Google has announced that, based on a recent cyber attack originating from China and targeting Chinese human rights activists, among others, it will no longer censor its results in China, and may pull out of China altogether if it can not come to acceptable terms with the government of China to "operate within the law." This is a game changer, and it may well be historical. This will be costly to Google, and they should be applauded for sticking to their values at the expense of their bottom line.

The official announcement, in a blog post by David Drummond, Google's Chief Legal Officer, is here

Posted by Carter Mackley at January 12, 2010 05:03 PM | Email This
Comments
1. Good for Google. I support their decision. I was wondering when they were going to come to the party on China.

Posted by: G Jiggy on January 12, 2010 05:50 PM
2. Good to see Google puts freedom above profits! Lets see who else backs them.

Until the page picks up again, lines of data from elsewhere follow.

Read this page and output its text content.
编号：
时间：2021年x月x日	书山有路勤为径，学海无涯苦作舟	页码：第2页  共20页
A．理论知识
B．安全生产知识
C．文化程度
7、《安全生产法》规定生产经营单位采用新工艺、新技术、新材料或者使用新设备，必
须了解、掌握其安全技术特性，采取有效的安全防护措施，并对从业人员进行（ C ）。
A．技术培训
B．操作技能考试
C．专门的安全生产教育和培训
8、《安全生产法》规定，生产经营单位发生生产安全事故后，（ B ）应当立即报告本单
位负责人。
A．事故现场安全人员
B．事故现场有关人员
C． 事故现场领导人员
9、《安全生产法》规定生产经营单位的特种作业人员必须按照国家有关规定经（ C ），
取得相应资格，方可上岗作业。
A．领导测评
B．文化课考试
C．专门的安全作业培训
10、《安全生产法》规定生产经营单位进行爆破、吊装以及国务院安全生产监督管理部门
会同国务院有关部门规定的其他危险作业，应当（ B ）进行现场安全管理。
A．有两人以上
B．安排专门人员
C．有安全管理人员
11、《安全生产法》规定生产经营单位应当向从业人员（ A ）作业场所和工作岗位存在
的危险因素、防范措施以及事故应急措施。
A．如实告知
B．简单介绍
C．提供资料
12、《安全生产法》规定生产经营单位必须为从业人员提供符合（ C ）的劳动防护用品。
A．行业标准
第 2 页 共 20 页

Posted by: Pete on January 12, 2010 07:25 PM
3. dealing with business-partner bullies, tyrants and REAL oppression...and one thinks you'll do business like in your hometown farmer's market?!

good to see a lesson learned...albeit slow on the uptake...

Posted by: jimmie howya-doin on January 12, 2010 08:24 PM
4. About damn time. Google's motto is: "Don't be evil." But whitewashing a communist country like China with such an atrocious human rights record would certainly qualify as evil in many people's eyes. And especially when Google with such a large presence has long had an opportunity to assert its corporate might, and to use its pulpit to speak out against China.

Well good for Google. But it should not have taken so long.

Posted by: Jeff B. on January 12, 2010 09:23 PM
5. Interestingly enough, going to http://www.google.com results in no censoring. Going to http://www.google.cn does...

Likewise, http://zh.wikipedia.org gives you the official Chinese Wikipedia that's scrubbed of the Tiananmen massacre. Going to http://en.wikipedia.org and you get the full details.

All those domains work in China, by the way.